小石头穿着件红色的小褂,领口绣着只展翅的蝉,手里捧着个用彩线网兜装着的立夏蛋,蛋壳被染成五颜六色,在阳光下闪着亮。他跟着小伙伴们在晒谷场玩“斗蛋”游戏,把蛋的尖端对着撞,谁的蛋先碎谁就输,布偶被他塞在裤兜里,星纹在热气里亮得像颗发烫的星,映着满眼绿与红的炽烈。“林先生,王婆婆说立夏要秤人,”他举着没碎的蛋得意地晃,蛋壳上的彩纹被汗水浸得发晕,“她说秤了能保夏天不生病,还说要把新收的麦子磨成面,蒸大馍馍庆立夏。”

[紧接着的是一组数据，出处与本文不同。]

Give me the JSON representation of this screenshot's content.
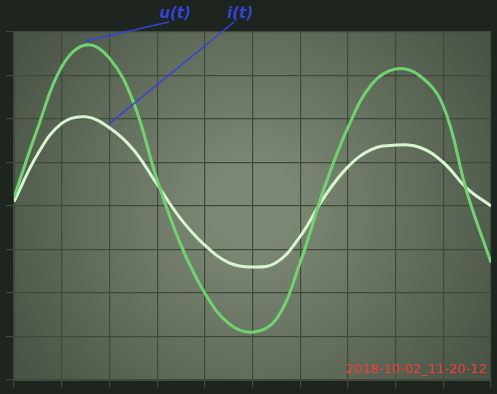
{
  "chart_data": {
    "type": "line",
    "x": [
      0,
      0.5,
      1,
      1.5,
      2,
      2.5,
      3,
      3.5,
      4,
      4.5,
      5,
      5.5,
      6,
      6.5,
      7,
      7.5,
      8,
      8.5,
      9,
      9.5,
      10
    ],
    "series": [
      {
        "name": "u(t)",
        "color": "#6fd46f",
        "values": [
          0.2,
          1.8,
          3.2,
          3.7,
          3.4,
          2.4,
          0.6,
          -0.9,
          -2.0,
          -2.7,
          -2.9,
          -2.6,
          -1.3,
          0.4,
          1.8,
          2.8,
          3.15,
          3.0,
          2.3,
          0.3,
          -1.3
        ]
      },
      {
        "name": "i(t)",
        "color": "#d6f5cf",
        "values": [
          0.1,
          1.2,
          1.9,
          2.05,
          1.8,
          1.3,
          0.5,
          -0.3,
          -0.9,
          -1.3,
          -1.4,
          -1.3,
          -0.7,
          0.2,
          0.9,
          1.3,
          1.4,
          1.35,
          1.0,
          0.4,
          0.0
        ]
      }
    ],
    "xlim": [
      0,
      10
    ],
    "xticks": [
      0,
      1,
      2,
      3,
      4,
      5,
      6,
      7,
      8,
      9,
      10
    ],
    "ylim": [
      -4,
      4
    ],
    "yticks": [
      -4,
      -3,
      -2,
      -1,
      0,
      1,
      2,
      3,
      4
    ],
    "grid": true,
    "tick_labels": false,
    "annotations": [
      {
        "text": "2018-10-02_11-20-12",
        "color": "#ff3a3a"
      }
    ]
  }
}
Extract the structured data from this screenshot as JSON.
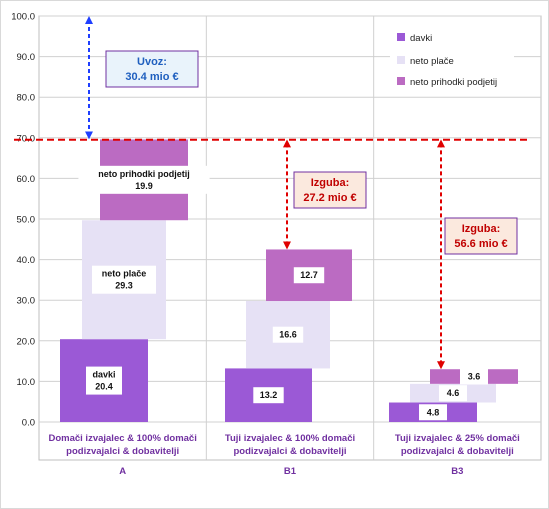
{
  "colors": {
    "davki": "#9b59d6",
    "neto_place": "#e6e1f5",
    "neto_prihodki": "#bb6bc2",
    "grid": "#d0d0d0",
    "plot_border": "#bfbfbf",
    "red_line": "#e00000",
    "blue_arrow": "#1f3fff",
    "uvoz_box_bg": "#e9f3fb",
    "uvoz_box_border": "#7030a0",
    "uvoz_text": "#1f5fbf",
    "izguba_box_bg": "#fbe9de",
    "izguba_box_border": "#7030a0",
    "izguba_text": "#c00000",
    "category_text": "#7030a0"
  },
  "chart_data": {
    "type": "bar",
    "subtype": "stacked-floating",
    "y_ticks": [
      "0.0",
      "10.0",
      "20.0",
      "30.0",
      "40.0",
      "50.0",
      "60.0",
      "70.0",
      "80.0",
      "90.0",
      "100.0"
    ],
    "ylim": [
      0,
      100
    ],
    "grid": true,
    "legend_position": "top-right",
    "legend": [
      "davki",
      "neto plače",
      "neto prihodki podjetij"
    ],
    "reference_line": 70,
    "categories": [
      {
        "label_line1": "Domači izvajalec & 100% domači",
        "label_line2": "podizvajalci & dobavitelji",
        "code": "A",
        "segments": [
          {
            "series": "davki",
            "start": 0,
            "value": 20.4,
            "label_name": "davki",
            "label_value": "20.4"
          },
          {
            "series": "neto plače",
            "start": 20.4,
            "value": 29.3,
            "label_name": "neto plače",
            "label_value": "29.3"
          },
          {
            "series": "neto prihodki podjetij",
            "start": 49.7,
            "value": 19.9,
            "label_name": "neto prihodki podjetij",
            "label_value": "19.9"
          }
        ]
      },
      {
        "label_line1": "Tuji izvajalec & 100% domači",
        "label_line2": "podizvajalci & dobavitelji",
        "code": "B1",
        "segments": [
          {
            "series": "davki",
            "start": 0,
            "value": 13.2,
            "label_value": "13.2"
          },
          {
            "series": "neto plače",
            "start": 13.2,
            "value": 16.6,
            "label_value": "16.6"
          },
          {
            "series": "neto prihodki podjetij",
            "start": 29.8,
            "value": 12.7,
            "label_value": "12.7"
          }
        ]
      },
      {
        "label_line1": "Tuji izvajalec & 25% domači",
        "label_line2": "podizvajalci & dobavitelji",
        "code": "B3",
        "segments": [
          {
            "series": "davki",
            "start": 0,
            "value": 4.8,
            "label_value": "4.8"
          },
          {
            "series": "neto plače",
            "start": 4.8,
            "value": 4.6,
            "label_value": "4.6"
          },
          {
            "series": "neto prihodki podjetij",
            "start": 9.4,
            "value": 3.6,
            "label_value": "3.6"
          }
        ]
      }
    ],
    "annotations": {
      "uvoz": {
        "title": "Uvoz:",
        "value": "30.4 mio €",
        "from": 69.6,
        "to": 100
      },
      "izguba_b1": {
        "title": "Izguba:",
        "value": "27.2 mio €",
        "from": 42.5,
        "to": 69.6
      },
      "izguba_b3": {
        "title": "Izguba:",
        "value": "56.6 mio €",
        "from": 13.0,
        "to": 69.6
      }
    }
  }
}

王婆婆坐在堂屋的竹椅上,手里摇着蒲扇,扇面上画着荷塘蜻蜓,风里带着淡淡的艾草香。她面前的竹匾里摆着刚煮好的立夏蛋,蛋壳上还留着茶叶的纹路,旁边放着秤杆和秤砣,等着给孩子们秤体重。“快把这蛋分给邻里的娃,”她用蒲扇指着门外,“立夏斗蛋斗的是精神,蛋碎了也别恼,图个热闹。”她指着窗台的太阳花,花瓣在阳光下完全舒展,紫红、鹅黄、雪白的花色挤在一起,像块打翻的调色盘,“你看这花,专等立夏显泼辣,太阳越毒开得越艳,把花瓣张得满满当当,这就是立夏的性子——热烈,把谷雨的孕育变成生长的狂,该蹿的蹿得猛,该开的开得艳,一点不含蓄。”

苏凝背着药篓从后山回来,药篓上盖着层麻布防晒,里面装着些带着露水的藿香和薄荷,叶片被晒得微微发蔫,却依旧透着清凉的气息。她的竹篮里放着个瓦罐,里面是刚熬的绿豆汤,汤里浮着几粒乌梅,酸香混着豆香在罐里沉得扎实,喝一口能浇灭心头的燥热。“后山的草药在立夏药性最烈,”她把药篓放在门边的阴凉处,草药上的露水很快被蒸发,“马齿苋在田埂上长得最疯,这东西清热利湿,立夏吃了最能防中暑。刚才在山腰看见几个果农在给果树疏果,把长得太密的小果子摘掉,说立夏的果子得舍得扔,‘留得少才能长得大’,倒应了‘立夏疏果,秋天满箩’的老话,这时候的取舍,是为了让养分都聚在好果上。”她从竹篮里拿出个油纸包,里面是几块薄荷糕,“给小石头的,立夏吃点凉糕能解暑,这糕里的薄荷汁是新榨的,凉得透心。”

灵犀玉在林澈怀中泛着灼热的光,玉面投射的地脉图上,清河镇的土地像块被烈日炙烤的玛瑙,地表下的光带变得炽烈,赤金色的光点在麦根与花茎间奔腾跳跃——是麦穗灌浆的急促声响,是花茎拔节的脆响,是叶片蒸腾水分的绵密。这些光点像地底的火焰,在滚烫的土地下熊熊燃烧,所过之处,生长的气息愈发浓重,连空气里都飘着股麦香的烈与药香的凉,那是炽烈与生长交织的味道。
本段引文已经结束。